Marcel Winatschek

Nearly Three Decades of Telling You to Quit

The WHO has been marking World No Tobacco Day every May 31st since 1987, which means we’ve had nearly three decades of annual reminders that cigarettes are killing you. At some point the ritual stops feeling like a campaign and starts feeling like furniture—reliable, immovable, largely unremarked by the people it’s aimed at.

I don’t smoke. I did briefly, in that performative way teenagers do when they’re trying to look like they don’t care what anything costs them, including their lungs. It lasted about three months before the taste of my own mouth in the morning convinced me the image wasn’t worth it. The image, by the way, was never that impressive.

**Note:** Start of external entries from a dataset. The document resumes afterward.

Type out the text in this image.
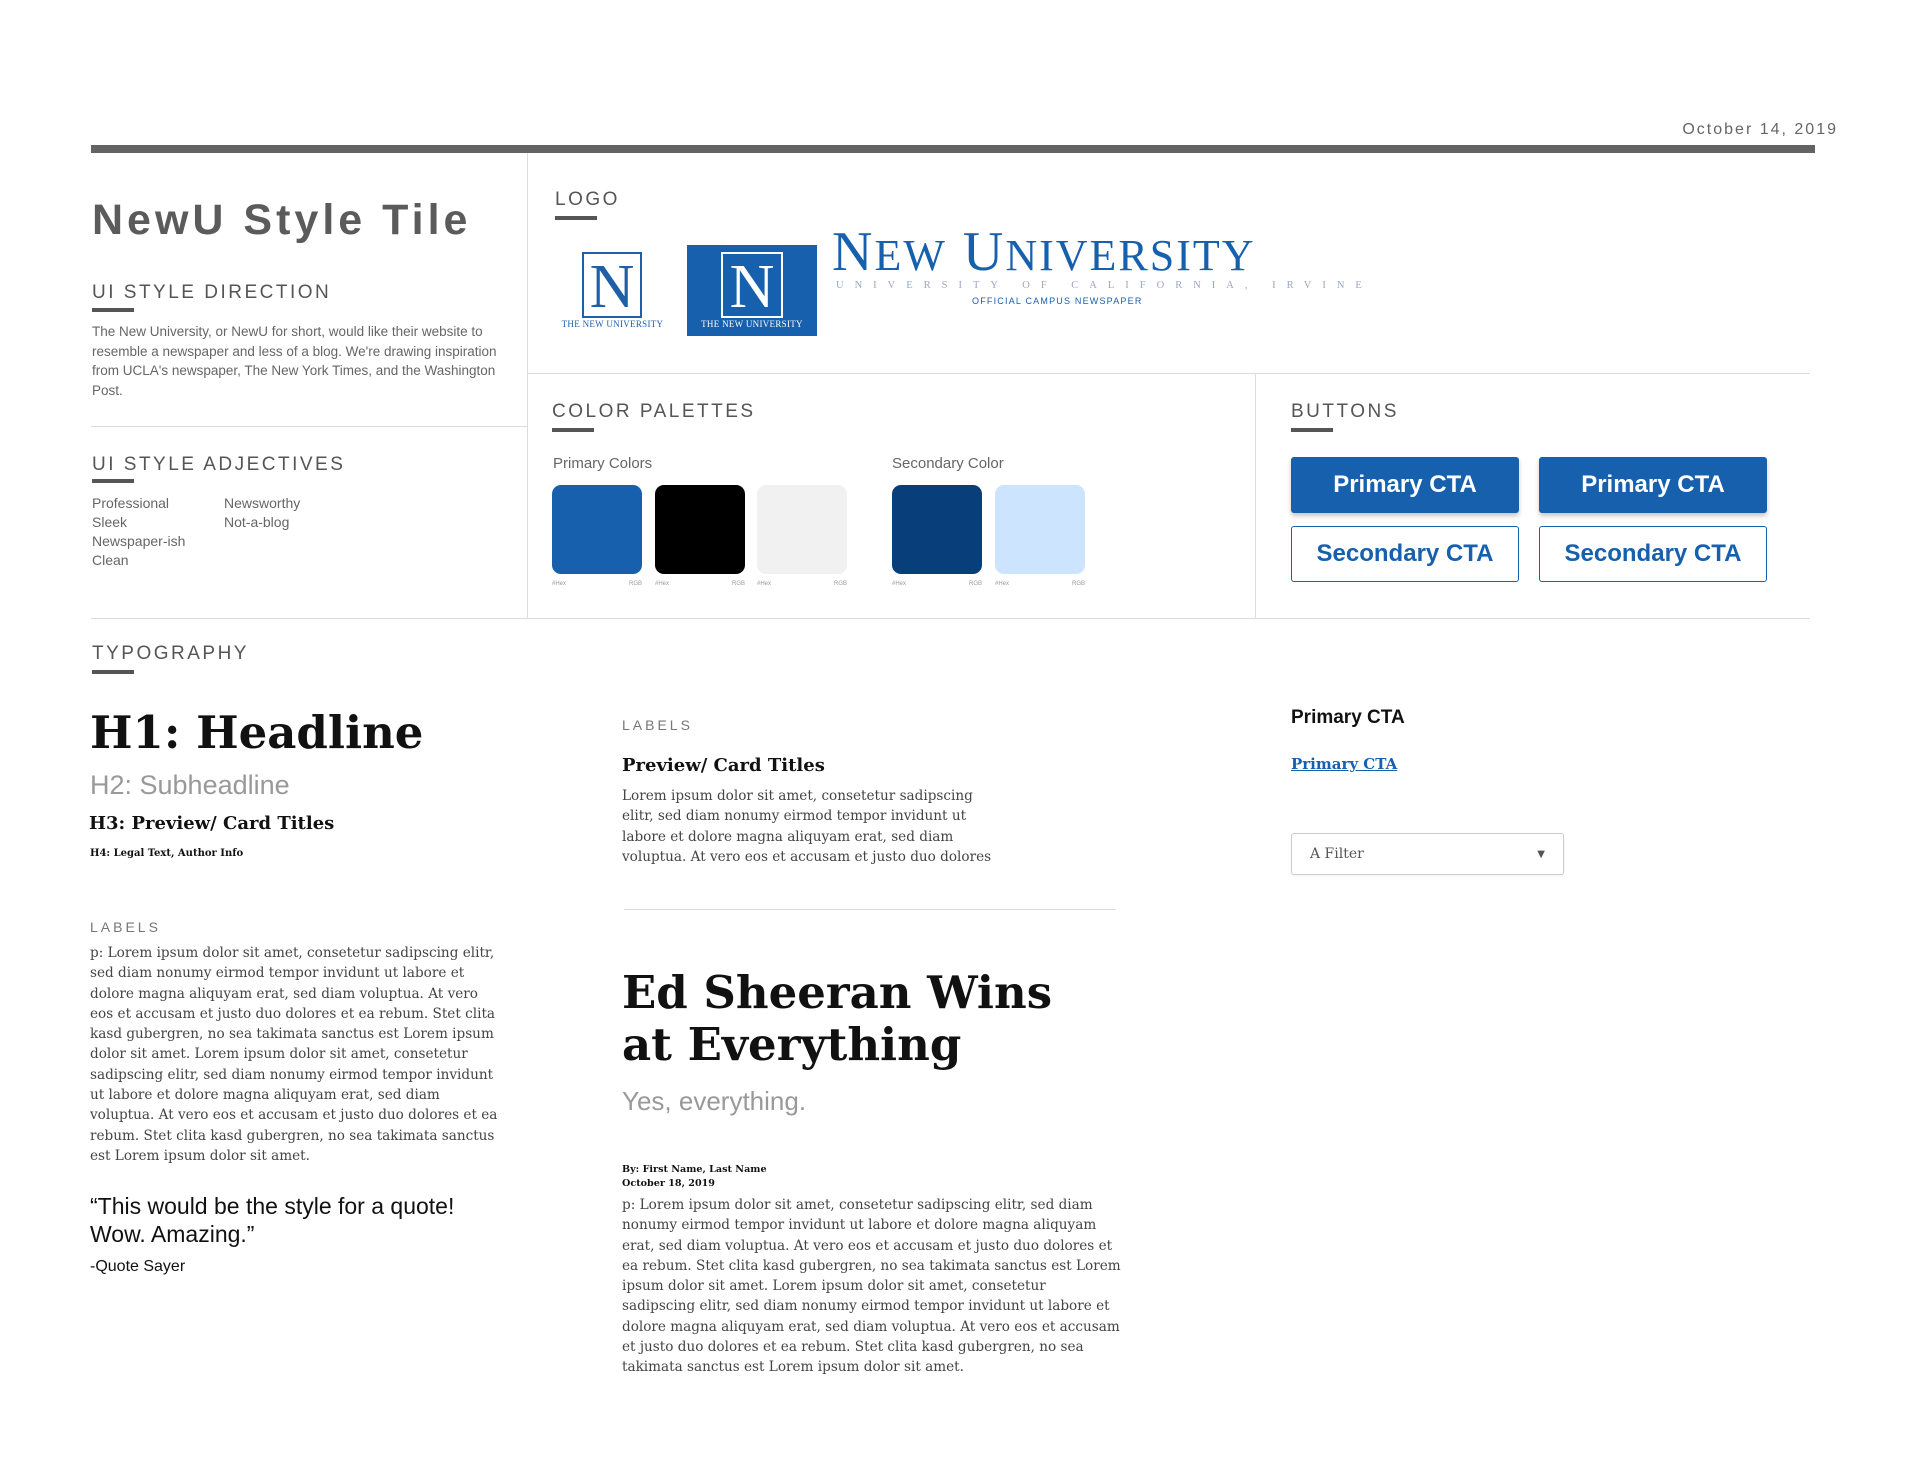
October 14, 2019
NewU Style Tile
UI STYLE DIRECTION
The New University, or NewU for short, would like their website to resemble a newspaper and less of a blog. We're drawing inspiration from UCLA's newspaper, The New York Times, and the Washington Post.
UI STYLE ADJECTIVES
Professional
Sleek
Newspaper-ish
Clean
Newsworthy
Not-a-blog
LOGO
N
THE NEW UNIVERSITY
N
THE NEW UNIVERSITY
NEW UNIVERSITY
UNIVERSITY OF CALIFORNIA, IRVINE
OFFICIAL CAMPUS NEWSPAPER
COLOR PALETTES
Primary Colors	Secondary Color
#Hex	RGB #Hex	RGB #Hex	RGB	#Hex	RGB #Hex	RGB
BUTTONS
Primary CTA	Primary CTA
Secondary CTA	Secondary CTA
TYPOGRAPHY
H1: Headline
H2: Subheadline
H3: Preview/ Card Titles
H4: Legal Text, Author Info
LABELS
p: Lorem ipsum dolor sit amet, consetetur sadipscing elitr, sed diam nonumy eirmod tempor invidunt ut labore et dolore magna aliquyam erat, sed diam voluptua. At vero eos et accusam et justo duo dolores et ea rebum. Stet clita kasd gubergren, no sea takimata sanctus est Lorem ipsum dolor sit amet. Lorem ipsum dolor sit amet, consetetur sadipscing elitr, sed diam nonumy eirmod tempor invidunt ut labore et dolore magna aliquyam erat, sed diam voluptua. At vero eos et accusam et justo duo dolores et ea rebum. Stet clita kasd gubergren, no sea takimata sanctus est Lorem ipsum dolor sit amet.
“This would be the style for a quote! Wow. Amazing.”
-Quote Sayer
LABELS
Preview/ Card Titles
Lorem ipsum dolor sit amet, consetetur sadipscing elitr, sed diam nonumy eirmod tempor invidunt ut labore et dolore magna aliquyam erat, sed diam voluptua. At vero eos et accusam et justo duo dolores
Ed Sheeran Wins at Everything
Yes, everything.
By: First Name, Last Name
October 18, 2019
p: Lorem ipsum dolor sit amet, consetetur sadipscing elitr, sed diam nonumy eirmod tempor invidunt ut labore et dolore magna aliquyam erat, sed diam voluptua. At vero eos et accusam et justo duo dolores et ea rebum. Stet clita kasd gubergren, no sea takimata sanctus est Lorem ipsum dolor sit amet. Lorem ipsum dolor sit amet, consetetur sadipscing elitr, sed diam nonumy eirmod tempor invidunt ut labore et dolore magna aliquyam erat, sed diam voluptua. At vero eos et accusam et justo duo dolores et ea rebum. Stet clita kasd gubergren, no sea takimata sanctus est Lorem ipsum dolor sit amet.
Primary CTA
Primary CTA
A Filter	▼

The e-cigarette is interesting as a cultural object, independent of whether it actually works as a cessation tool. It arrived promising to be the harm-reduction compromise that finally made sense—nicotine without the tar, the ritual without the consequence, flavor profiles that sound like a smoothie bar menu written by someone who’s never tasted real fruit. Watermelon ice. Peach mango frost. There’s something almost philosophical about designing a product that mimics the comfort of the thing you’re trying to quit. You’re not stopping. You’re substituting. Maybe that’s fine. Maybe that’s all quitting ever really is—finding a slightly less destructive stand-in for the original compulsion until the compulsion forgets what it was for.

Either way: twenty-eight years in, the cigarette is still here, the No Tobacco Day is still here, and somewhere between them the e-cigarette occupies its uncertain, vapor-filled middle ground. Progress, of a kind.